The AG review of a sale, transfer, or other forms of disposition of a nonprofit corporation’s health facilities assets ensures that these hospitals provide sufficient healthcare access to the community despite budgetary concerns or profit motives. It is important, therefore, that the AG continue to exercise such enforcement authority without limitations.

AB 2036 corrects, in part, the loophole identified in the federal bankruptcy case, In re Verity Heath System of California, Inc., to ensure that the AG may continuously enforce previously imposed conditions on nonprofit hospitals when they are sold to a public entity. Such enforcement would help ensure continued healthcare access. However, the bill stops short and could do more to correct additional loopholes in In Re Gardens and In Re Verity, which prevent AG review for certain type of sales, such as the sale of closed hospitals and the sale of nonprofit hospitals to public entities. Nonetheless, AB 2036 is an important step to ensuring healthcare accessibility in the midst of increased healthcare consolidation.
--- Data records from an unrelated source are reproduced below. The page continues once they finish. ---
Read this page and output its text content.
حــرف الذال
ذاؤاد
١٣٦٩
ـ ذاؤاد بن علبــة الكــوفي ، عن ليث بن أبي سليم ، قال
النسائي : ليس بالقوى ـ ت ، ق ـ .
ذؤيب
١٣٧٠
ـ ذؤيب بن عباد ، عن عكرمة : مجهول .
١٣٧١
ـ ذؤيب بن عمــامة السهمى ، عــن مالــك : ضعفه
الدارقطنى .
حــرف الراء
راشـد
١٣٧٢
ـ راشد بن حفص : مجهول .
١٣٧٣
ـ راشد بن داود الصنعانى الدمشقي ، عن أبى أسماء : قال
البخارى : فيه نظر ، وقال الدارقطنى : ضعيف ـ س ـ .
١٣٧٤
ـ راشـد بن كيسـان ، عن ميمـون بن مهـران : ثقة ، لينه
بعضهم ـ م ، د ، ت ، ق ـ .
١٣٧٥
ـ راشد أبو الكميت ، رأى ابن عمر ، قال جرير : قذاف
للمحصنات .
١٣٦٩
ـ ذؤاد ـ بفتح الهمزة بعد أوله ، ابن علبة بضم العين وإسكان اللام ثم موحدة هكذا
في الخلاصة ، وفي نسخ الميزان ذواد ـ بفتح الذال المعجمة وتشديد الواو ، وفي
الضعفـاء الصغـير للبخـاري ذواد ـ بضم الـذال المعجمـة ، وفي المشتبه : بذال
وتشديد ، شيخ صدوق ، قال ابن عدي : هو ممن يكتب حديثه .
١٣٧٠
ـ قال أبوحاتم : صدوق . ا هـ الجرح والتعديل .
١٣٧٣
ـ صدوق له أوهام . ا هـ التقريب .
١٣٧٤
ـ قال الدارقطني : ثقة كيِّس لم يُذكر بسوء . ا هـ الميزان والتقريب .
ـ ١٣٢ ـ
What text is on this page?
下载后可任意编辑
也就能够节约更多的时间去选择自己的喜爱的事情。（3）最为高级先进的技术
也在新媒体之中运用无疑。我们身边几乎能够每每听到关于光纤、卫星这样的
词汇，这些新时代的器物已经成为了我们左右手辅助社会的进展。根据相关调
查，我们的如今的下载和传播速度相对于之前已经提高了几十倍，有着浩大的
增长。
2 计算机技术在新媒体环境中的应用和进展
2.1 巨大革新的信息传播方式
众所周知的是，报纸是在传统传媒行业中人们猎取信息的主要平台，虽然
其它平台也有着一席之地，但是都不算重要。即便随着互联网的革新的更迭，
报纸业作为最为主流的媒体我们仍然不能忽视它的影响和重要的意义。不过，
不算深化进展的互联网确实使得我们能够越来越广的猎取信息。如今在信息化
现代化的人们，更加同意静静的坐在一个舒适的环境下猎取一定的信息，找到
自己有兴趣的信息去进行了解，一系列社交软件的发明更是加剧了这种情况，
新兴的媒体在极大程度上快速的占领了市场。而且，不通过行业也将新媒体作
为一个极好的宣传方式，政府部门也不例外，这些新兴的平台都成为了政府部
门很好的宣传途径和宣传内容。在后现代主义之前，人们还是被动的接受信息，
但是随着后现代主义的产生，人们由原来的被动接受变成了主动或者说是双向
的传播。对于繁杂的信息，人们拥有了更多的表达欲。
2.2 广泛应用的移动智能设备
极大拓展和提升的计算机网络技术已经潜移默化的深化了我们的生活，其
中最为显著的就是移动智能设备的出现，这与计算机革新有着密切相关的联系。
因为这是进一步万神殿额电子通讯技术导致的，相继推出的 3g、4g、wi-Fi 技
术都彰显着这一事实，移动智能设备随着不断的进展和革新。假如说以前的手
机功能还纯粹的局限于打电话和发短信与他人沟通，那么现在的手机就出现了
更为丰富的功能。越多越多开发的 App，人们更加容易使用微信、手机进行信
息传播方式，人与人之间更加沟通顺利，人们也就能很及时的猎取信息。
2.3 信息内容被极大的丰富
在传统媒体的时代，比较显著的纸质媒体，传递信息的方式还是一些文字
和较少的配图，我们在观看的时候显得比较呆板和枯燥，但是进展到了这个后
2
[1] In re Gardens Regional Hospital and Medical Center, No. 2:16-bk-17463-ER at *3 (Bankr. C.D. Cal. May 15, 2017).

[2] Id. at *5.

[3] Id. at *5-6.

[4] Id.

[5] Id. at *6.

[6] Id. at *7.

[7] In re Verity Health System of California, Inc., No. 2:18-bk-20151-ERat *9, *10 (Bankr. C.D. Cal. Dec. 26, 2018).

[8] Id. at *10-11.

[9] Id. at *10.

[10] Id. at *11.

[11] Id. at *11.

[12] The bill analyses for either bill did not indicate the Gardens court case as a reason for the amendment.